Ради приличия я на всякий случай обошел по периметру все свое узилище мало ли. Вдруг где какая лазеечка обнаружится ночь большая, так мы бы ее расширили. Но нет, средневековая КПЗ оказалась крепкой. Бревна чуть ли не в обхват, дубовые, свежие. Не жалеют ценных сортов дерева на Руси для поганых татей. Хотя постой, какие же мы тати? Ну Андрюха еще куда ни шло, да и то, если разбираться, то он в шайке, как рассказывал, всего неделю и ни в одном набеге не участвовал. А уж я бери рангом выше в воры записан. Статья пятьдесят восемь, пункт не помню какой подготовка диверсионных актов против руководства страны. Во как.
Ах да, статья из другой оперы, а тут действует Судебник.

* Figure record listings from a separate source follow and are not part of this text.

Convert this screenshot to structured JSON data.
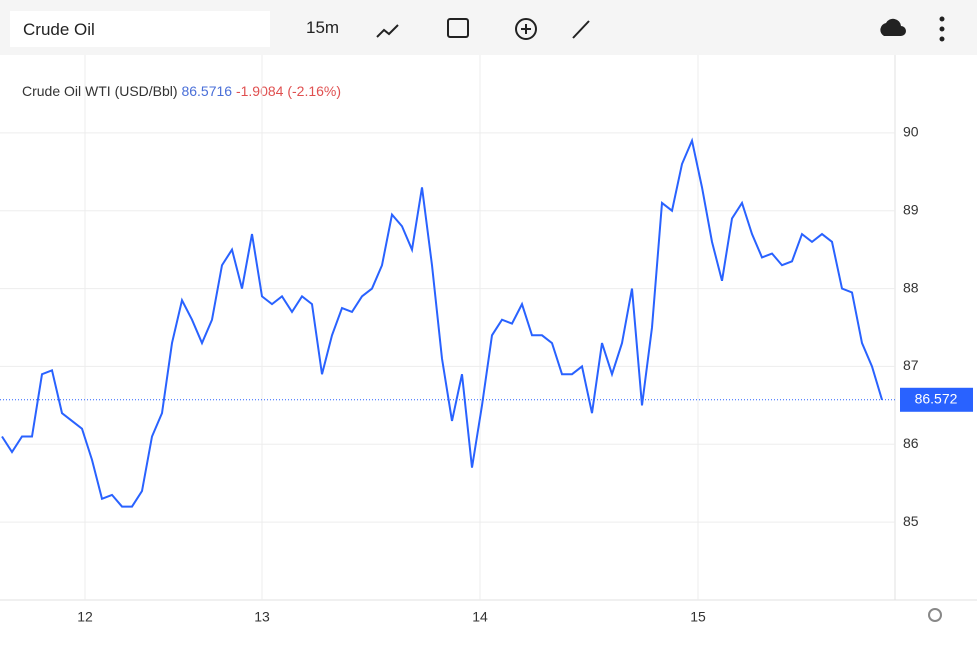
{
  "toolbar": {
    "search": "Crude Oil",
    "interval": "15m"
  },
  "chart_data": {
    "type": "line",
    "title": "Crude Oil WTI (USD/Bbl)",
    "price": "86.5716",
    "change": "-1.9084 (-2.16%)",
    "series": [
      {
        "name": "Crude Oil WTI",
        "color": "#2962ff",
        "values": [
          86.1,
          85.9,
          86.1,
          86.1,
          86.9,
          86.95,
          86.4,
          86.3,
          86.2,
          85.8,
          85.3,
          85.35,
          85.2,
          85.2,
          85.4,
          86.1,
          86.4,
          87.3,
          87.85,
          87.6,
          87.3,
          87.6,
          88.3,
          88.5,
          88.0,
          88.7,
          87.9,
          87.8,
          87.9,
          87.7,
          87.9,
          87.8,
          86.9,
          87.4,
          87.75,
          87.7,
          87.9,
          88.0,
          88.3,
          88.95,
          88.8,
          88.5,
          89.3,
          88.3,
          87.1,
          86.3,
          86.9,
          85.7,
          86.5,
          87.4,
          87.6,
          87.55,
          87.8,
          87.4,
          87.4,
          87.3,
          86.9,
          86.9,
          87.0,
          86.4,
          87.3,
          86.9,
          87.3,
          88.0,
          86.5,
          87.5,
          89.1,
          89.0,
          89.6,
          89.9,
          89.3,
          88.6,
          88.1,
          88.9,
          89.1,
          88.7,
          88.4,
          88.45,
          88.3,
          88.35,
          88.7,
          88.6,
          88.7,
          88.6,
          88.0,
          87.95,
          87.3,
          87.0,
          86.5716
        ]
      }
    ],
    "last_price": {
      "value": 86.5716,
      "label": "86.572"
    },
    "xlim": [
      -0.2,
      89.3
    ],
    "xticks": [
      {
        "value": 8.3,
        "label": "12"
      },
      {
        "value": 26,
        "label": "13"
      },
      {
        "value": 47.8,
        "label": "14"
      },
      {
        "value": 69.6,
        "label": "15"
      }
    ],
    "ylim": [
      84,
      91
    ],
    "yticks": [
      85,
      86,
      87,
      88,
      89,
      90
    ],
    "grid": true
  }
}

Но ничего, что лбом об топор, что топором по лбу все равно больно. Больнее только топором по шее. Правда, говорят, помогает от перхоти. Сам не проверял, но если не продумаю, как себя завтра вести, чтоб не просто вылезти, а и Андрюху вытащить, то скоро об этом узнаю точно. И Андрюха узнает. Апостолам согласно их рангу вроде бы полагаются распятия, но дыба тоже подойдет.
Кстати, немного непонятно. Чин у меня повыше, а разговоры со мной, если сравнивать с Андрюхой, куда деликатнее. К чему бы это? Или Разбойная изба занимается только татями, а ворами ведает исключительно ведомство Григория Лукьяновича, по прозвищу Малюта, который прадедушка Берии, Ежова и Ягоды. А не осерчает ли Малюта, что этот шустрый тощий подьячий залез в его епархию? Может, наверное, иначе бы меня особо не берегли.

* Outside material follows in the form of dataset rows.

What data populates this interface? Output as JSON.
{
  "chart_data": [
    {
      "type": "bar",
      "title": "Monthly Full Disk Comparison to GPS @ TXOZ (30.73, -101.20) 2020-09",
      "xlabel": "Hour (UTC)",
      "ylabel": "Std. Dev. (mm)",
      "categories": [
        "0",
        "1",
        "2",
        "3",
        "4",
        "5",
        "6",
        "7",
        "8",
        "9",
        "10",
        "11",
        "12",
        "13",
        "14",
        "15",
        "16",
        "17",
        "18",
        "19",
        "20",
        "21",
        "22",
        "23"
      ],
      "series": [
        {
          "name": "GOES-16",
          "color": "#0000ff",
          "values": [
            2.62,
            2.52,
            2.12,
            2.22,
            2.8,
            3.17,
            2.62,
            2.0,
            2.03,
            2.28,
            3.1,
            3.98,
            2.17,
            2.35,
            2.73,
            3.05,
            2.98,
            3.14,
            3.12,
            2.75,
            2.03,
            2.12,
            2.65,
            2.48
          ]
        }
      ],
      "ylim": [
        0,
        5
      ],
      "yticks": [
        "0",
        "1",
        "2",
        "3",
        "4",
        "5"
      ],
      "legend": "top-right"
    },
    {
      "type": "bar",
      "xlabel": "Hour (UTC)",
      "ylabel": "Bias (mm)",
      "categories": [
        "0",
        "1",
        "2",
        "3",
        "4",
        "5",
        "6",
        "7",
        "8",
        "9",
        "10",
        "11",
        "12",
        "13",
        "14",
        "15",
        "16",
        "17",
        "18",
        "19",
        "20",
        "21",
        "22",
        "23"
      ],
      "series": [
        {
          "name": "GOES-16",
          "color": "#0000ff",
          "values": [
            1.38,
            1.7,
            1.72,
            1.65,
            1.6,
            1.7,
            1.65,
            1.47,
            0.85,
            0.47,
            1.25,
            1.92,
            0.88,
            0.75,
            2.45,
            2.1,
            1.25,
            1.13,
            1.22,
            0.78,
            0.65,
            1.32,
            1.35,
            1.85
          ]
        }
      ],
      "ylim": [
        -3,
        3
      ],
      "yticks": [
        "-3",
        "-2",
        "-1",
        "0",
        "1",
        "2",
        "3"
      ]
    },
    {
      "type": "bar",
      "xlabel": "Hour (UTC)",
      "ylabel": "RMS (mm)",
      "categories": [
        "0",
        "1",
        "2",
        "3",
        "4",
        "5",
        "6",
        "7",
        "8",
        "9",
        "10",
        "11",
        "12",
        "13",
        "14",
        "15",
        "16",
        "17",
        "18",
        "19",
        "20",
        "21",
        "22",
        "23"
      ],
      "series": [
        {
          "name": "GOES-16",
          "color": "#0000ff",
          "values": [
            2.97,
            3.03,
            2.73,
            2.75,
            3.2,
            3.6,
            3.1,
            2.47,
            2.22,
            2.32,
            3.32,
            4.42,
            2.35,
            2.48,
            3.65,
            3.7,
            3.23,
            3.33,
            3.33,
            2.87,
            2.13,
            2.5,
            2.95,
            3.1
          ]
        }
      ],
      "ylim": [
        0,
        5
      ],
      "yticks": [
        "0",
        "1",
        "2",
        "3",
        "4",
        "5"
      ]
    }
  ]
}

Ладно, подумаем и о том, как нам получше стравить местный народец и науськать средневековый КГБ на ихнюю милицию или, наоборот, припугнуть подьячего Малютой, потому что если Григорий Лукьянович прознает, этого Митрошку не спасет никакой Григорий Шапкин, кишка тонка.

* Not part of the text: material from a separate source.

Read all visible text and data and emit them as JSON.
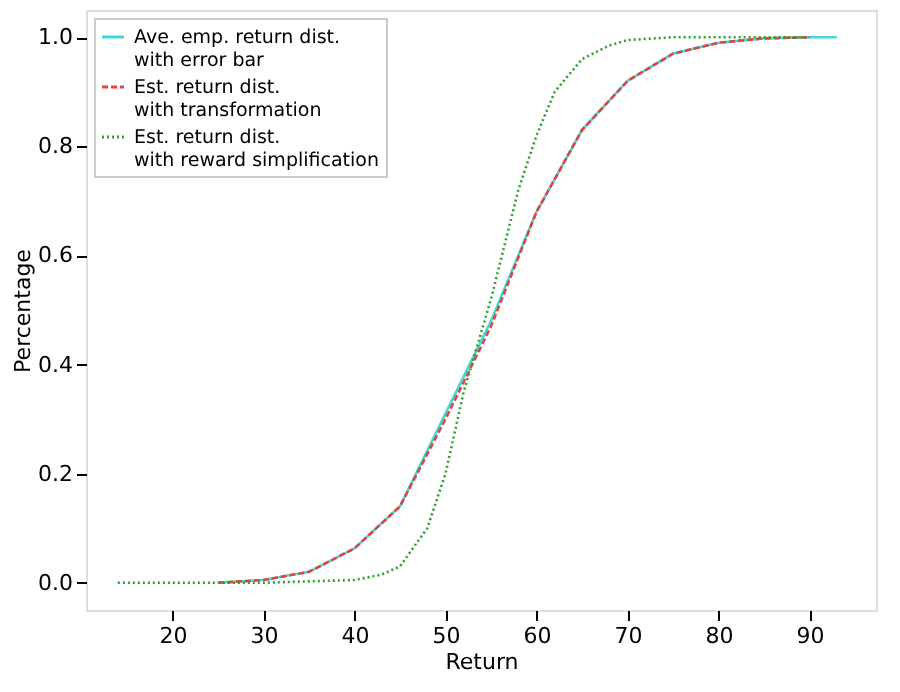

А сам все расхаживаю и думаю. За двоих тружусь, согласно все тому же Судебнику, в котором сам холоп за себя не в ответе, с хозяина спрос. И под нос мурлычу, чтоб лучше размышлялось, настрой себе создаю:
Выспаться конечно же не дали здесь поднимают рано. И пытать, судя по всему, тоже начинают поутру. Наверное, чтоб растянуть удовольствие на весь день. Одно хорошо повели на допрос только меня одного, а значит, Андрюху на сегодня оставили в покое. Это славно, парень целее будет. Пускай только на сегодня, но и то неплохо. А о дне завтрашнем сейчас загадывать ни к чему. Не та ситуация, потому как у нас с ним нынче каждый день, как последний.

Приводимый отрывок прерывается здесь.